Back in 2017, in Nantes (France), working from a client's warehouse (which was a formely garage), we started a side project : a price monitoring solution for e-Commerce.
We spent around 6 months testing most of the crawling solutions out there. We unsucessfuly tried to scale Scrapy to huge volumes, before realizing that 1) it would be unmaintainable and 2) extremely costly.
So, after 6 month of R&D, comes that moment when you throw everything to the garbage.
To handle the thousands of simultaneous connections required, we used Kafka, ZooKeeper, HBase; we developed our "Work Balancer" to handle the work-load distribution, and our own crawler, super light and blazing fast.

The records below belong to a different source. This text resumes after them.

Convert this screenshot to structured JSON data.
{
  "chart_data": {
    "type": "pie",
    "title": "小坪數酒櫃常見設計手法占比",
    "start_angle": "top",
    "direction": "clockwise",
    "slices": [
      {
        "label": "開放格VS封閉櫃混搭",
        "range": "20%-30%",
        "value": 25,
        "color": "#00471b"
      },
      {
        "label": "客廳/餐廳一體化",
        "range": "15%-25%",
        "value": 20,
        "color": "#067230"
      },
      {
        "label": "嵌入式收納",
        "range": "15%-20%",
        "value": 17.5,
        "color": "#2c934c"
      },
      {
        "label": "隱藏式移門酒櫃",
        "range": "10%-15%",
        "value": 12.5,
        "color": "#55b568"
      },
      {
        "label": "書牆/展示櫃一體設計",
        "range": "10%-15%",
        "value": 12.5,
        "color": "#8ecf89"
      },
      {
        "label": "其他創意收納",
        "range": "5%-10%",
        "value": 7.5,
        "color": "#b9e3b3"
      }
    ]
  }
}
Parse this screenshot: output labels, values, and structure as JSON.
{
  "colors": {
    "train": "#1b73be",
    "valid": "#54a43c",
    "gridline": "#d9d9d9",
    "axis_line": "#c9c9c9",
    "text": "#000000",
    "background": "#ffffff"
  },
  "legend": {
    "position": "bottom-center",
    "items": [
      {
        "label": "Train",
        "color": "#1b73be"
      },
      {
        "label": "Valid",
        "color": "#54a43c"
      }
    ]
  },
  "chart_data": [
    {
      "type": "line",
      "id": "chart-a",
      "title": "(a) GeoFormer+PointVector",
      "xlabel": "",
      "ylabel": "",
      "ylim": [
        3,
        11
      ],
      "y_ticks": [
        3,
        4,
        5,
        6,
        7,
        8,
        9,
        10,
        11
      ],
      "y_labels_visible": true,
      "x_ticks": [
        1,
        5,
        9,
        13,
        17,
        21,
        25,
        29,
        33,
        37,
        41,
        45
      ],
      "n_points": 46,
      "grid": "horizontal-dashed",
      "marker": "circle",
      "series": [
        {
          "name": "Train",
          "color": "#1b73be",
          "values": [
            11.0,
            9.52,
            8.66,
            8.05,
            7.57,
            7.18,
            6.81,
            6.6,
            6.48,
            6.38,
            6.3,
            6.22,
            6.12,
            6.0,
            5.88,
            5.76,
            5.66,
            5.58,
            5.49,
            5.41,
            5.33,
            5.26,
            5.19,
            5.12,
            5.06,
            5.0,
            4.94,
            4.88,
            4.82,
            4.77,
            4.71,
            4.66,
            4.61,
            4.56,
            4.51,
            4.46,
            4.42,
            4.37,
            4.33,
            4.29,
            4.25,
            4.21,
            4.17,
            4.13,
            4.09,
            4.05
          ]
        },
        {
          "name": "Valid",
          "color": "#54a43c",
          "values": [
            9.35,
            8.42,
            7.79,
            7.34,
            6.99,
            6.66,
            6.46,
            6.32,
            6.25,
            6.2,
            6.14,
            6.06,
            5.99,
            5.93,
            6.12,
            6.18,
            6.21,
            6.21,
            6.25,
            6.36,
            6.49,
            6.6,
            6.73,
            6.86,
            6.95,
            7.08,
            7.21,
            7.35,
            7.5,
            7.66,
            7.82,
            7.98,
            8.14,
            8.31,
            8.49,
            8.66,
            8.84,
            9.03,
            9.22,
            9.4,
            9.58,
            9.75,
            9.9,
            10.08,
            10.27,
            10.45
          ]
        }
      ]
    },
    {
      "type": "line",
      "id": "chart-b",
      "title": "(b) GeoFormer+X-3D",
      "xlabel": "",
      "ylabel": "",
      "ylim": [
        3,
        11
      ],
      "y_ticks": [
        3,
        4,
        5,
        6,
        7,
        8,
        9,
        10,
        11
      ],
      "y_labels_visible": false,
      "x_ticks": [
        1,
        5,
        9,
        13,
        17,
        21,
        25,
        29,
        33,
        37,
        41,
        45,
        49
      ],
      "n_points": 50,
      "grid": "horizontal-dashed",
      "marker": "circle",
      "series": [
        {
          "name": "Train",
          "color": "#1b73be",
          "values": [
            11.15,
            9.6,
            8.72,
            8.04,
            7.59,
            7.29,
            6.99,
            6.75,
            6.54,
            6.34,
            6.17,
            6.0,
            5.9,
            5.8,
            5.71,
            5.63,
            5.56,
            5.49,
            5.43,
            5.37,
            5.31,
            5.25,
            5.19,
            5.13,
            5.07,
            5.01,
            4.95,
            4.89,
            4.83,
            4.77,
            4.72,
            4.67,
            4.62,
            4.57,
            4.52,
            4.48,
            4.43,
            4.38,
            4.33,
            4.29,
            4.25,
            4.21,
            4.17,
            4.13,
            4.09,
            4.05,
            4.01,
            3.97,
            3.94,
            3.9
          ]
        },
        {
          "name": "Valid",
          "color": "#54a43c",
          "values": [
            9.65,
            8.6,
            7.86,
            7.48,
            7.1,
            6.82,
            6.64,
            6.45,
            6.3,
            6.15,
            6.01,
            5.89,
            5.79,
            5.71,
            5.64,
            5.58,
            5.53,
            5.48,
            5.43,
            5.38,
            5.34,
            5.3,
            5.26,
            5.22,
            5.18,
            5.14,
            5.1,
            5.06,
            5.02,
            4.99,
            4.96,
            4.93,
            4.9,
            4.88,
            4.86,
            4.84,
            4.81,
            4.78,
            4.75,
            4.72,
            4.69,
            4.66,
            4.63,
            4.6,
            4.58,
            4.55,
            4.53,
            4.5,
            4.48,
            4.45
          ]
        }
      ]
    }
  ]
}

In 2018, we shifted our roadmap from e-Commerce to Data Engineering.
Thanks to our WorkBalancer / Crawler combo, we're able to quickly deploy scraping projects that scale and are maintainable. That's when we team up with EP (now part of our board). The french prop-tech startup was looking to create knowledge on top of a global agregation of the real-estate french market.
While keeping in mind to stay "fully customizable", we developed an interface to allow EP's Data Team to setup their own Data Pipes. To handle complex scenarios, we released the Workflows.
In 2020, we extensively used the platform ourselves, acting as a "Data Agency". Huge improvements were made to the Keecode to simplify our Data Templates.
Spoiler alert : nice features could possibly come for the Data Agencies out there.
High school buddies since 2008, they kept working together since then, from their Computer Science MSc to Indie Developers. François is a specialist in parallel computing and is in charge of our infrastructure while Vincent focuses on the product.